⑤ 展望室







 空が青から赤にその役目を明け渡した頃、京香達は気象塔の最上階の展望室に居た。


 雲の上に住んでると錯覚するほど視界を遮る物は無く、モルグ島を一望できる。


 展望室には物があまり無かった。中央に置かれた談話用らしき二つの五人掛けソファと一つテーブル。セミダブルベッドが四方に置かれているだけだ。


「『ねえ、おしゃべりしようよ! これがさっき話してたキャンディ! さ、食べて食べて!』」


 ソファにセリアと座ったアネモイが京香達を手招きし、袋詰めされたキャンディが入った丸底の箱を持ち上げていた。


 そんなアネモイ達の右隣にソファに男が座っていた。


 でこが広く白髪で、ひどい鷲鼻の男だった。だが、眼は垂れ眼で優しそうな雰囲気を纏っていた。


 男の名はクレマン・ガルシア。今回京香達へ依頼をする最終決定をした、モルグ島フランス支部を率いる男だ。


 京香はアネモイ達の向かいのソファ中央に腰掛け、セリアが第六課のオフィスに来た時の様に、部下達を背もたれの後ろに立たせた。


 机の上のキャンディを一つ取り、包み紙を開けて口に入れる。


 人工甘味料を惜しむ事なく使われたオレンジ風味のキャンディだった。正直、京香はこれを美味しいとは思えない。


 だが、「『どう? どう? 美味しい?』」とニコニコ身を乗り出すキョンシーの姿に「ええ、美味しいわ。ありがとうアネモイ」と笑みを浮かべて返した。


「『どうぞどうぞ、もっと食べて良いよ!』」


「オッケー。二つ貰うわ」


 京香は言葉通りキャンディの入った包み紙を二つ持ち懐の内ポケットに入れた。


「『舐めたままで結構。京香さん、打ち合わせをしましょう』」


 クレマンが鷲鼻から息を立てて、穏やかに口火を切った。


「あ、すいません。それじゃあこのままよろしくお願いしますね」


 口の中をオレンジ飴の匂いで満たしながら京香は一息入れた。


「さあ、話しましょう。新しいアネモイの制作と、今のアネモイの破壊について」


 今回の京香達の仕事は二つのステップがある。


 一つ目はココミのテレパシーによる新しいアネモイの作成。


 二つ目は古いアネモイの破壊だ。


「具体的にどれ程の時間や手間がかかるかはやってみないと分かりません。そちらはどれ程のサポートをしてくれますか?」


「『全てです。我々に新しいアネモイを授け、古いアネモイを壊してくれるのなら協力を惜しむ気はありません。いつまででも居てください。必要な物はこちらでできる限り用意いたします』」


「『マジで!? じゃあ俺に研究室を貸してくれよ! 作りかけのガジェットがあるんだ!』」


「『手配しておきましょう』」


「『シャア!』」


 後ろでマイケルがガッツポーズをしているのが分かる。この失礼な態度を許容しているところから協力を惜しまないというのは本当の様だ。
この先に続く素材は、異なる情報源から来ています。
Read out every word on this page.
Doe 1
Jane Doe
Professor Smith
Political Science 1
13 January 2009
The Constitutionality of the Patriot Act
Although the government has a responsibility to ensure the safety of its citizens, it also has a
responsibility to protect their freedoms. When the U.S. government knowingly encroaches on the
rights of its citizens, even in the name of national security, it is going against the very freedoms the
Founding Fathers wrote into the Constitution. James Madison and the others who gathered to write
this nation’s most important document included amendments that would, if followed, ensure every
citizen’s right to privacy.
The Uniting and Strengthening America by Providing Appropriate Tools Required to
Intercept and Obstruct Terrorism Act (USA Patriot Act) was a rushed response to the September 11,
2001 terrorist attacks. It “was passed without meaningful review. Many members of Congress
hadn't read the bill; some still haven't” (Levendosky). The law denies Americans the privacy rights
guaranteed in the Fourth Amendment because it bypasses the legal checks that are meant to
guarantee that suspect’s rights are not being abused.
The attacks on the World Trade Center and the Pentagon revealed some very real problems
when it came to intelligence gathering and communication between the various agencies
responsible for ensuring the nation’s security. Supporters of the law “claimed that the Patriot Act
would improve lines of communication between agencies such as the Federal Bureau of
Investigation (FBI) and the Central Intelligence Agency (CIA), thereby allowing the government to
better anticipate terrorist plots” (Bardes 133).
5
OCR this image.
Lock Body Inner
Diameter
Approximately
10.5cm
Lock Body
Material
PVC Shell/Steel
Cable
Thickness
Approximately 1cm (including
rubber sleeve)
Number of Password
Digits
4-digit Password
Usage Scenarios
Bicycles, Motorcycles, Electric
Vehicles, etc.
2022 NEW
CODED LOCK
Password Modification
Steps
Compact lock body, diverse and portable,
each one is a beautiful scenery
「感謝します。じゃあ、とりあえず新しいアネモイを作るところから話しましょう。どちらにせよ、アネモイが居ないとそちらも困るんでしょう?」


「『その通り。まずは何があっても次世代機を作らなければいけません』」


「でも実際どうやって? ココミのPSIを使いたいって話でしたが、うちのキョンシーに害を及ぼす訳にはいきません。その点については何か考えが?」


 背後に居るホムラからの圧力を感じる。内心京香は笑ってしまった。


「ああ、後一応言っておきます。ココミを傷つけるようなら、その可能性がある様なら。姉のホムラが黙っていません」


 既に左手でアタッシュケースを京香は掴んでいる。第六課を守るためなら手段を選ぶ気は無い。


 これは脅しだった。


「『落ち着いてください京香さん。その点については克則から厳命されてます。我々ヨーロッパの持つ最高のスタッフを用意してありますから』」


「『お? じゃあ俺もそこに加えてくれ! お前らのスタッフよりもココミのPSIに詳しいぜ』」


「『それは願っても無いです』」


 京香はチラッとホムラ達を見る。視線は鋭いまま。今にもパイロキネシスを使わんとする雰囲気だ。だが、ココミを黙って抱き締めるだけで暴走する様子は無い。